# Software install using Group Policy and Removal



## Tony414 (Nov 21, 2006)

Hello,
I am hoping someone can shed some light on this. If I install a msi package using a group policy (assigned) and then I delete the group policy from the OU after it gets installed. It removes the application. Is this the way it should be? Is there anyway around this?

Thanks,
Tony


----------



## peterh40 (Apr 15, 2007)

There is an option within the policy to leave the application installed even if the computer leaves these scope of the policy.
Its just a tick box which you need to enable.


----------



## Tony414 (Nov 21, 2006)

Hi and thanks but there is no option like that if I don't click on "remove". I am just deleting the link from the OU. The policy is still there under "Group Policy Objects". Am I missing something when I created the policy?


----------



## peterh40 (Apr 15, 2007)

You have to open the GP Editor of the policy, expand Computer Policies, Software Distribution and double click on the application listed to view the extra options.


----------



## Tony414 (Nov 21, 2006)

Yes I understand that but that option isn't in there.
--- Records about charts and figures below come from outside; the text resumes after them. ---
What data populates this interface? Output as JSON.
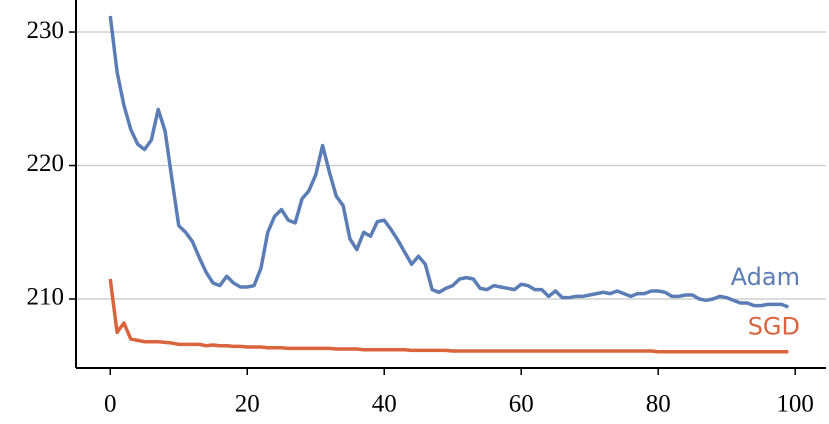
{
  "chart_data": {
    "type": "line",
    "x": [
      0,
      1,
      2,
      3,
      4,
      5,
      6,
      7,
      8,
      9,
      10,
      11,
      12,
      13,
      14,
      15,
      16,
      17,
      18,
      19,
      20,
      21,
      22,
      23,
      24,
      25,
      26,
      27,
      28,
      29,
      30,
      31,
      32,
      33,
      34,
      35,
      36,
      37,
      38,
      39,
      40,
      41,
      42,
      43,
      44,
      45,
      46,
      47,
      48,
      49,
      50,
      51,
      52,
      53,
      54,
      55,
      56,
      57,
      58,
      59,
      60,
      61,
      62,
      63,
      64,
      65,
      66,
      67,
      68,
      69,
      70,
      71,
      72,
      73,
      74,
      75,
      76,
      77,
      78,
      79,
      80,
      81,
      82,
      83,
      84,
      85,
      86,
      87,
      88,
      89,
      90,
      91,
      92,
      93,
      94,
      95,
      96,
      97,
      98,
      99
    ],
    "series": [
      {
        "name": "Adam",
        "color": "#5a7db6",
        "values": [
          231.2,
          227,
          224.5,
          222.7,
          221.6,
          221.2,
          221.9,
          224.2,
          222.6,
          219,
          215.5,
          215,
          214.3,
          213.1,
          212,
          211.2,
          211,
          211.7,
          211.2,
          210.9,
          210.9,
          211,
          212.3,
          215,
          216.2,
          216.7,
          215.9,
          215.7,
          217.5,
          218.1,
          219.3,
          221.5,
          219.5,
          217.7,
          217,
          214.5,
          213.7,
          215,
          214.7,
          215.8,
          215.9,
          215.2,
          214.4,
          213.5,
          212.6,
          213.2,
          212.6,
          210.7,
          210.5,
          210.8,
          211,
          211.5,
          211.6,
          211.5,
          210.8,
          210.7,
          211,
          210.9,
          210.8,
          210.7,
          211.1,
          211,
          210.7,
          210.7,
          210.2,
          210.6,
          210.1,
          210.1,
          210.2,
          210.2,
          210.3,
          210.4,
          210.5,
          210.4,
          210.6,
          210.4,
          210.2,
          210.4,
          210.4,
          210.6,
          210.6,
          210.5,
          210.2,
          210.2,
          210.3,
          210.3,
          210,
          209.9,
          210,
          210.2,
          210.1,
          209.9,
          209.7,
          209.7,
          209.5,
          209.5,
          209.6,
          209.6,
          209.6,
          209.4
        ]
      },
      {
        "name": "SGD",
        "color": "#d9643d",
        "values": [
          211.5,
          207.5,
          208.2,
          207,
          206.9,
          206.8,
          206.8,
          206.8,
          206.75,
          206.7,
          206.6,
          206.6,
          206.6,
          206.6,
          206.5,
          206.55,
          206.5,
          206.5,
          206.45,
          206.45,
          206.4,
          206.4,
          206.4,
          206.35,
          206.35,
          206.35,
          206.3,
          206.3,
          206.3,
          206.3,
          206.3,
          206.3,
          206.3,
          206.25,
          206.25,
          206.25,
          206.25,
          206.2,
          206.2,
          206.2,
          206.2,
          206.2,
          206.2,
          206.2,
          206.15,
          206.15,
          206.15,
          206.15,
          206.15,
          206.15,
          206.1,
          206.1,
          206.1,
          206.1,
          206.1,
          206.1,
          206.1,
          206.1,
          206.1,
          206.1,
          206.1,
          206.1,
          206.1,
          206.1,
          206.1,
          206.1,
          206.1,
          206.1,
          206.1,
          206.1,
          206.1,
          206.1,
          206.1,
          206.1,
          206.1,
          206.1,
          206.1,
          206.1,
          206.1,
          206.1,
          206.05,
          206.05,
          206.05,
          206.05,
          206.05,
          206.05,
          206.05,
          206.05,
          206.05,
          206.05,
          206.05,
          206.05,
          206.05,
          206.05,
          206.05,
          206.05,
          206.05,
          206.05,
          206.05,
          206.05
        ]
      }
    ],
    "xlim": [
      -5,
      104.5
    ],
    "ylim": [
      204.83,
      232.4
    ],
    "xticks": [
      0,
      20,
      40,
      60,
      80,
      100
    ],
    "yticks": [
      210,
      220,
      230
    ],
    "grid": true
  }
}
It's only in there if I right-click and select remove. I'm not sure if you're understanding my issue but thank you for the help. If you can attach a screenshot of exactly where you're talking about maybe I'm missing something. I attached a couple of screenshots. 

My question is still this. When I delete the link in the OU but keep the policy (don't delete policy) it removes the software. Maybe that's just the way it works?


----------